Said Nursi’nin “Perakende hakikatlerden bir aşure” tabiri hoşuma gittiği gibi düşündürdü de. İlk eserler özlü, kısa ifadeler ve çeşitlilik içeriyor. Zihni zenginliği yanında kelime ve üslup farklılığı okuyanı tiryaki ediyor bir müddet sonra.
İşarat, Rumuz, Tuluat, Sünuhat eser adı olduğu gibi hangi kıvamda yazdığının da göstergesi. Tanpınar’dan ödünç ifade ile “Yaşadığım Gibi” yazmış Nursi; tesir de oradan geliyor zaten.
Sonraki eser külliyatına çekirdek olmuş bu “perakende aşureler.” Nur Risaleleri okunduktan sonra başa dönmek veya köke inmek; meyveli ağacı bütünlükle görme zevki ve şuuru veriyor okuyanda.
Ağaç; başlangıç, gelişme ve sonuç metaforu. Çekirdek, gövde ve meyve. Fikrin menşei, gelişmesi ve neticesi. Bu bütünlüğü sağlamışsa mütefekkir kaç mevsim geçse de onun fikri sağlamlığına zarar veremez. Gelgeç gündemlere dirençlidir; çekirdeği hakikat olan ağaç adamların fikirleri.

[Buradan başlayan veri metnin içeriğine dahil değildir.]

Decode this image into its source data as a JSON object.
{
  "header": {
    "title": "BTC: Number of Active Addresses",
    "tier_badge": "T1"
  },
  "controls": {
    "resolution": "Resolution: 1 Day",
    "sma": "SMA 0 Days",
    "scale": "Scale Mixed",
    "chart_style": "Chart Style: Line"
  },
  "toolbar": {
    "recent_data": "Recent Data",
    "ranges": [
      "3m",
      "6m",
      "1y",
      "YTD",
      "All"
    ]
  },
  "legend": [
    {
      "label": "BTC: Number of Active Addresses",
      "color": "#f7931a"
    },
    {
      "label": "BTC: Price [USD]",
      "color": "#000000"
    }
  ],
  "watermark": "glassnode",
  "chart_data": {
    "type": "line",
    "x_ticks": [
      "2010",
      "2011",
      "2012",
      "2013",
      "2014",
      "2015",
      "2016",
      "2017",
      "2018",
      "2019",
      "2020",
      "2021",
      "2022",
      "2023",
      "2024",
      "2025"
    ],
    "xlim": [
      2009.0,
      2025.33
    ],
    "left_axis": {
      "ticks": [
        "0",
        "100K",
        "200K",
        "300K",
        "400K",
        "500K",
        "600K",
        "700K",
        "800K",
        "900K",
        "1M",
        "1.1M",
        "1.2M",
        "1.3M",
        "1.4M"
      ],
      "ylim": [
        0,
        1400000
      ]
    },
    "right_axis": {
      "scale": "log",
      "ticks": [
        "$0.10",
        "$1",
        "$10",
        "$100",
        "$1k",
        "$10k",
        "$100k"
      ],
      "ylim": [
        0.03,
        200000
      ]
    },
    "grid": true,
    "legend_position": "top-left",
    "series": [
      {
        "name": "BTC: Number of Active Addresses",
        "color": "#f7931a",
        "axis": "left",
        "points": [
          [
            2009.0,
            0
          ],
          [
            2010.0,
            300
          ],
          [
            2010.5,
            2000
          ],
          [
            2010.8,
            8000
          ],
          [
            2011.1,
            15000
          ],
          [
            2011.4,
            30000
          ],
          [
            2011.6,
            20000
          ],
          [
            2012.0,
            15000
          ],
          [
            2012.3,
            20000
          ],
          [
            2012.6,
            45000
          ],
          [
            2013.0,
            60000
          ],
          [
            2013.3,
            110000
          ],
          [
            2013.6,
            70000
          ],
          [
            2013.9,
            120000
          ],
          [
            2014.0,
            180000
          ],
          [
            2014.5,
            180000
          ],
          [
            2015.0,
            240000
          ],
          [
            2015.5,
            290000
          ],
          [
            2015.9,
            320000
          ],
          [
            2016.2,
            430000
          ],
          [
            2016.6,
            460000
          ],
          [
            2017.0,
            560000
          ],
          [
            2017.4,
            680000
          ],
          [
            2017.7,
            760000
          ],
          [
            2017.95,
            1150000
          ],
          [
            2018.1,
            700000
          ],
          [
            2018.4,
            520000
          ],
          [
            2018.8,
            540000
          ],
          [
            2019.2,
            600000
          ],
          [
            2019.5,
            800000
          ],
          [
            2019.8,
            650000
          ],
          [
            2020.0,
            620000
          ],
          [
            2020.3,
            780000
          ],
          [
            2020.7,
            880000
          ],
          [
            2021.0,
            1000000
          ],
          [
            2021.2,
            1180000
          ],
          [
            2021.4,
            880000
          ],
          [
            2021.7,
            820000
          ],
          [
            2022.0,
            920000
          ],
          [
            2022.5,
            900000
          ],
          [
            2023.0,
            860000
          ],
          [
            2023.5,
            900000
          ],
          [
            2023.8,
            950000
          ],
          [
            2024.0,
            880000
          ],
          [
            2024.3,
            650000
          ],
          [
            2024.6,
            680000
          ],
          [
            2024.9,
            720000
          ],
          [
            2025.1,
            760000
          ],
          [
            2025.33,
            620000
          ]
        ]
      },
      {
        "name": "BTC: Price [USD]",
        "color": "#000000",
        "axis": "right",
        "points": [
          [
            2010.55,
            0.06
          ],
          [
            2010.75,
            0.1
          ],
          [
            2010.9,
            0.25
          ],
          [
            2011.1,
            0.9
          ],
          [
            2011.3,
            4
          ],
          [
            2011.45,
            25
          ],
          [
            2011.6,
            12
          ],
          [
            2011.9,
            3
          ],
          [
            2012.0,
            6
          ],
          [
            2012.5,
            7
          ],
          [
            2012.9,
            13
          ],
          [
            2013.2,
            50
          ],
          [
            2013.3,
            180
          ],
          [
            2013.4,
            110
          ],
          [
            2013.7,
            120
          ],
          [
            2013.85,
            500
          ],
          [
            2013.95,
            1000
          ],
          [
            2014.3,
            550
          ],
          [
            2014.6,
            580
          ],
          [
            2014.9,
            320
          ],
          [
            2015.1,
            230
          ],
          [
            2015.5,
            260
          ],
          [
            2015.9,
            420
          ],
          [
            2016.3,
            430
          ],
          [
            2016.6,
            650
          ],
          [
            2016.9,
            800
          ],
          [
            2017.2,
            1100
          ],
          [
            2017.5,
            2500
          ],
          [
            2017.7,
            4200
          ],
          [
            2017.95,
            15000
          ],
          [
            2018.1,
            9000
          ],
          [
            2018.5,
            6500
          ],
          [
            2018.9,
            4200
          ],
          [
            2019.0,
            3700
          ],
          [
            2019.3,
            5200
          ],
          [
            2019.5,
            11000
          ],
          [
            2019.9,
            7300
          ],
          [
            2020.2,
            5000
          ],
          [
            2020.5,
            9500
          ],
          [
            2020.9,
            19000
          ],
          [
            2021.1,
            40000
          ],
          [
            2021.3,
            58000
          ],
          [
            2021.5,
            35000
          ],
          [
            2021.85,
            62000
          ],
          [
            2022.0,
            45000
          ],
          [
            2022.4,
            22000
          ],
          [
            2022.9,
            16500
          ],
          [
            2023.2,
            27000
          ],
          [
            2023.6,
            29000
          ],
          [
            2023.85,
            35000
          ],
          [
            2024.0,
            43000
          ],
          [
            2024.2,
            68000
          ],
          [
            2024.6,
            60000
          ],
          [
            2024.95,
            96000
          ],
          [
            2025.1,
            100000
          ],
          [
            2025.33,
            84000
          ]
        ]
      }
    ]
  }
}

Çınar ağacı üzerinde kulübecik yapmak, mescit inşa etmek ve önünde çeşmenin akışı; Barla ve Bediüzzaman; onun hakikat yürüyüşün fotoğrafı değil mi?
Aşure çeşitlilik ve çekirdek içeren bir yiyecek. Bediüzzaman'ın Osmanlının son demlerinde, Van'da Tahir Paşa konağında Aşure ateşini yaktığını söylemek doğru mu bilmem? "Hakikat Çekirdekleri" ateşin sıcaklığında ilk pişmeler sanki.
Dünyanın ateşinin çıktığı cihan harbinde yazdığı "İ'şaratül İ’caz" yeni bir yolun ilk adımları gibi; gövde inşası devam ediyor.
Barla; ağacın meyveye döndüğü ve yeni çekirdek haşrinin başladığı devir. Sonraki şehirler; Anadolu sathini ormana dönüştürme gayreti ve şimdiki aynı akış.
Aşure aslında bir tufan yemeği. Manevi tufanda yazılan Nur Risalelerini bu bağlamda Aşure yemeği demek doğru olsa gerek. "Perakende Aşure" bunu doğrulamıyor mu?
Tufan dünya ve dünyalar ölçeğinde devam ettiğine göre; bulunduğu yeri Barla'laştırarak aşure yemeğe ve dağıtmaya devam; son şehir, son kalp kurtuluncaya dek!